MONDO

Impediamo la guerra

ALBERTI FABIO, SANGIOVANNI ORNELLA,IRAQ/ITALIA

Nonostante le apparenze, la Terza guerra del Golfo non è scontata e ci sono ancora molte cose che si possono fare per evitarla. Bene farebbe il Governo italiano, invece di affrettarsi a comunicare, tramite il suo Ministro della Guerra, la voglia di partecipare, a prendere sul serio l'invito fatto da Baghdad ad Hans Blix, capo dell'Unmovic, e a partire da questo per operare per una soluzione diplomatica del conflitto. Questa «apertura» irachena non deve meravigliare. Da tempo l'Iraq ha dichiarato la sua disponibilità a far riprendere le ispezioni dell'Onu sul disarmo, chiedendo tuttavia che esse non vengano utilizzate per attività di intelligence finalizzate alla preparazione di un attacco militare, visti i precedenti e la volontà dichiarata degli Usa di attaccare. Nei tre incontri avuti quest'anno a tal riguardo con il Segretario Generale dell'Onu, il Ministro degli Esteri iracheno, Naji Sabri, aveva posto anche altre questioni: la legalità delle «no fly zone» e dei bombardamenti quasi quotidiani sull'Iraq, l'attuazione dell'art 14 della risoluzione 687 dell'Onu, che prevede le creazione di una «zona libera dalle armi di distruzione di massa» in Medio Oriente, e, ovviamente, la levata delle sanzioni. Si tratta di questioni ineludibili.
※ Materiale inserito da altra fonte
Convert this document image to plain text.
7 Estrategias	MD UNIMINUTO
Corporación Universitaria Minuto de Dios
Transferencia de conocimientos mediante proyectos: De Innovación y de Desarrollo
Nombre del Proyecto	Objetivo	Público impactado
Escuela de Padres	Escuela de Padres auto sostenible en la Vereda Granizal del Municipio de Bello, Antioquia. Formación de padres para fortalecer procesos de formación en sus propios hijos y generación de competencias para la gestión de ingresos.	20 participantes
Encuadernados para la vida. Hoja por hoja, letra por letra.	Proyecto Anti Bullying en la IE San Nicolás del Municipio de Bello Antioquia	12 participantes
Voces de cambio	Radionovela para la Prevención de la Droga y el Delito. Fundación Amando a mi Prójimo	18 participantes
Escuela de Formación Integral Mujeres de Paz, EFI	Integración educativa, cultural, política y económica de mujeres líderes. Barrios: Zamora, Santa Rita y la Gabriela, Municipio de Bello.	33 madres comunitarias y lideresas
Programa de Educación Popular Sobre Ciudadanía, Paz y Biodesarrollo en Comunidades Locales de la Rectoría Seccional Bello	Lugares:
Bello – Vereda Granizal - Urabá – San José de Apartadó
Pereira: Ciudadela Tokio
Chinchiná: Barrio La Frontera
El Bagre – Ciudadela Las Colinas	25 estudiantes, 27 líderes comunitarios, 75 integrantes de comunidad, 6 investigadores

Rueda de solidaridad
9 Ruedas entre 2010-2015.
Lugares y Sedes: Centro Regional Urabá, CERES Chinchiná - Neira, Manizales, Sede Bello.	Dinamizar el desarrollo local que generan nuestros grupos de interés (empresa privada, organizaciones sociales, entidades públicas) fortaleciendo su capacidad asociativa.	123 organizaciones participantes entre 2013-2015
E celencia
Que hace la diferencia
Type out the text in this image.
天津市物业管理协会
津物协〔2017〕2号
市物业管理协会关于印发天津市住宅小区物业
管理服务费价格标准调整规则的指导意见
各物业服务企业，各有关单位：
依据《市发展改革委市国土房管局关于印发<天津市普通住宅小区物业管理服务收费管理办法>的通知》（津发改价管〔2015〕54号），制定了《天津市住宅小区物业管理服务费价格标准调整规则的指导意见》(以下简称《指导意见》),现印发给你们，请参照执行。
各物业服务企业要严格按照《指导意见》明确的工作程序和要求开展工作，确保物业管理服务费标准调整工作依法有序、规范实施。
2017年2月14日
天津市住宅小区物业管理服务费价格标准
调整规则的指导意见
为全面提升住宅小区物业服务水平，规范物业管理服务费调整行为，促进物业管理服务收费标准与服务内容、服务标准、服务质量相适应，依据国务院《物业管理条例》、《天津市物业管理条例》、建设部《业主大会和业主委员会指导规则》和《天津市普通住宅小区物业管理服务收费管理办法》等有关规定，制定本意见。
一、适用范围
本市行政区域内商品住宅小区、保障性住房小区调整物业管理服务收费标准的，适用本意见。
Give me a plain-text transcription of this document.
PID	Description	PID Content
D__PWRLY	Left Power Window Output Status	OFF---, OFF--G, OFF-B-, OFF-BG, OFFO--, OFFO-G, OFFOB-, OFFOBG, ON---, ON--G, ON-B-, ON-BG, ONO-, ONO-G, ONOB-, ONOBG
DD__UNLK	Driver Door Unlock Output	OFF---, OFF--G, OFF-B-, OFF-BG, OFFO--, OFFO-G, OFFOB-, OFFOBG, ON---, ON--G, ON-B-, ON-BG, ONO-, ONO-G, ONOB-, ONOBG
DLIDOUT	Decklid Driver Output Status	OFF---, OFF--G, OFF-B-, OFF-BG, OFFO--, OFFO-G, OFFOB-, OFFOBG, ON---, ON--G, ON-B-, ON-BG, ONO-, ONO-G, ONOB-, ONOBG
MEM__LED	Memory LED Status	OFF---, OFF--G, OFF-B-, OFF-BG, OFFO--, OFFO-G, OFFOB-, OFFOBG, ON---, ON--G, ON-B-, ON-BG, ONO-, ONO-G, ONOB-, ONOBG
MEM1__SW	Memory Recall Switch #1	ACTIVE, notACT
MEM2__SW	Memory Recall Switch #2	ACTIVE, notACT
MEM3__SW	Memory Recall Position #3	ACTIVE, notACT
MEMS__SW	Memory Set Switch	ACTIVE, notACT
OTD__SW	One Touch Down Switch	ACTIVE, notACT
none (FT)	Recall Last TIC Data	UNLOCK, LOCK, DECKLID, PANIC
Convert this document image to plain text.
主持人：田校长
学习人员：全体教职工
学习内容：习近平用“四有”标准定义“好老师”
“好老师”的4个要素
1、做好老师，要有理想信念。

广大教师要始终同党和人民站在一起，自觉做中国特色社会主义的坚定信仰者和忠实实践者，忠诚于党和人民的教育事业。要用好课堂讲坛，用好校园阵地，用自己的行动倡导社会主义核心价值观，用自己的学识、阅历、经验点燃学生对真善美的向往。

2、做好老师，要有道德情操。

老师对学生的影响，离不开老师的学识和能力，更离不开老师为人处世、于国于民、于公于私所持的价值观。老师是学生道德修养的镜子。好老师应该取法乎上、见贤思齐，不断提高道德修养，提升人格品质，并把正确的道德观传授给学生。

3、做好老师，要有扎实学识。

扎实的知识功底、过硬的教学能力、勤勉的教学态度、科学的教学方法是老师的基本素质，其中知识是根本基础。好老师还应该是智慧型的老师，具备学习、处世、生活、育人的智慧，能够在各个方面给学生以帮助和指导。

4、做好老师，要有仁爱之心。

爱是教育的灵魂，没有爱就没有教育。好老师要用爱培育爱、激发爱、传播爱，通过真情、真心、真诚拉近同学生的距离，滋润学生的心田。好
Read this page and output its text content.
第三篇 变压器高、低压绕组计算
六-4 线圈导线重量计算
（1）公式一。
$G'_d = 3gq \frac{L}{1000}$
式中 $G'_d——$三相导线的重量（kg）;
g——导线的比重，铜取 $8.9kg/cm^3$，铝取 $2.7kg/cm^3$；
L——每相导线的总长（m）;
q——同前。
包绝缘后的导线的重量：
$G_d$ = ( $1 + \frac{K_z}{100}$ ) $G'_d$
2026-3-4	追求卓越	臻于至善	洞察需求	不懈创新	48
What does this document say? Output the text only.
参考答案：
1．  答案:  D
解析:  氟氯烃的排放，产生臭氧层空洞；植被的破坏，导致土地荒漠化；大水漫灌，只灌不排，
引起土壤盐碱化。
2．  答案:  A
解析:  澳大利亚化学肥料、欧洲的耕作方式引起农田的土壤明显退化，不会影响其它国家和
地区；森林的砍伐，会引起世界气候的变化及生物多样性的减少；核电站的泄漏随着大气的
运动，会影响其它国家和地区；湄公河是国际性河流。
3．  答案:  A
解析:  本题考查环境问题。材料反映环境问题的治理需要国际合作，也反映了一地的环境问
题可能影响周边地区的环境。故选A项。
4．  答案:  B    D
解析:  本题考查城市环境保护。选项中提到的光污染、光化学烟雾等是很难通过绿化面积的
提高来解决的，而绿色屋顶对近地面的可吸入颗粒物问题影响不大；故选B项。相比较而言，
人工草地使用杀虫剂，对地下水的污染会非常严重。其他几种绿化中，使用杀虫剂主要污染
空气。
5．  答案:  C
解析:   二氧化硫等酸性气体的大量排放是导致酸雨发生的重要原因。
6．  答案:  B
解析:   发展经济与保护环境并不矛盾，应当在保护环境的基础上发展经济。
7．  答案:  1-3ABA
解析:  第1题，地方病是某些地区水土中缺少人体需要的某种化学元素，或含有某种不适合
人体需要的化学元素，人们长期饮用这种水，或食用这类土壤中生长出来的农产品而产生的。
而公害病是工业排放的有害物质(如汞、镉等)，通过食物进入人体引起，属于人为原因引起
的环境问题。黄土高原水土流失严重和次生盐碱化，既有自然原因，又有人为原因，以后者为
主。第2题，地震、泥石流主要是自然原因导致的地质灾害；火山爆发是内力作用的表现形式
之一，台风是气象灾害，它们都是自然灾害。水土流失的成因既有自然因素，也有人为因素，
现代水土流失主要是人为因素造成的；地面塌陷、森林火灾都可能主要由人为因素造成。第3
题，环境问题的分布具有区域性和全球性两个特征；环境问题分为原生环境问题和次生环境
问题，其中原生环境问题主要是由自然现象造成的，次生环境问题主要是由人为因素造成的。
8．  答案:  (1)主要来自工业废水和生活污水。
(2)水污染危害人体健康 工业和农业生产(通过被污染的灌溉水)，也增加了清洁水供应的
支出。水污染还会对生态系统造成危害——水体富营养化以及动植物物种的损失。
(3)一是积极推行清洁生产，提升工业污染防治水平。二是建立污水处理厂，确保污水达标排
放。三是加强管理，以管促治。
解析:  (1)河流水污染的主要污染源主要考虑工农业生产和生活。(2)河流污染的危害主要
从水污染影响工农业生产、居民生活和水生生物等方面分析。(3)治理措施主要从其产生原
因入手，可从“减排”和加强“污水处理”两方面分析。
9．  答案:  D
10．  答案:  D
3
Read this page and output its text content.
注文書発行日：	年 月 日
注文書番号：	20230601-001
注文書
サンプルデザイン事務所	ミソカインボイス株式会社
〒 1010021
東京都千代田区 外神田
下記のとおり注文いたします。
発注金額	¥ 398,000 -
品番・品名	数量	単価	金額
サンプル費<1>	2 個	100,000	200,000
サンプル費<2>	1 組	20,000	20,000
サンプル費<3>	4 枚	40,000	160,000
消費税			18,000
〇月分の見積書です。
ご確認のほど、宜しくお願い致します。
L' intransigenza del Consiglio di Sicurezza, che si è rifiutato di affrontare questi temi, ha sinora impedito di arrivare ad accordi che consentissero la ripresa delle ispezioni.Anche se è possibile che gli Usa non intendano tenerne conto, questa ripresa, e quindi l'avvio di un processo per la revoca dell'embargo, è l'elemento chiave.

Una azione diplomatica italiana, e, ancor più, europea, dovrebbe partire da qui per scongiurare una guerra che, oltre a nuovi immensi lutti per un popolo già colpito da due guerre e da dodici anni di sanzioni devastanti, potrebbe alimentare il terrorismo, aumentare l'instabilità dell'area, e che, non ultimo, sancirebbe il controllo militare degli Usa su fonti energetiche di vitale interesse anche per l'Europa.

La partita, dunque, non è chiusa. E non può esserlo, perché sono in ballo migliaia, decine, o centinaia di migliaia di vite umane, e nulla quindi deve essere lasciato intentato.

Nonostante Martino, l'Italia, l'Italia della gente, della società civile, delle istituzioni locali e, pensiamo, anche nazionali, non vuole questa guerra. Occorre che si sappia, forte e subito.

I partiti, ma anche i sindacati, i consigli comunali, le associazioni, grandi e piccole, devono farsi sentire con prese di posizione chiare. E non solo per dire no alla partecipazione italiana, ma per chiedere, anzi, che l'Italia sia un elemento attivo per scongiurarla. Occorre anche che i giornali non facciano da amplificatore alla propaganda bellica, già da tempo iniziata, e per questo è necessario che i loro lettori si facciano sentire.Se questo non bastasse a ottenere dal Governo il rispetto della volontà del paese, allora dovremo scendere in piazza e manifestare, in tanti, in difesa della Costituzione. Dovremo ricorrere alla disobbedienza civile, sdraiarci per terra per non far partire i soldati.

Ma intanto bisogna chiarire subito che l'Italia non ci sta. Anche per questo noi andremo a Baghdad, per testimoniare che non accettiamo che neanche la vita di una sola persona venga barattata con i barili di petrolio che ci si accinge a conquistare. Andremo dai bambini che abbiamo potuto salvare dall'embargo grazie al sostegno di tante persone. Per dare una possibilità in più alla pace.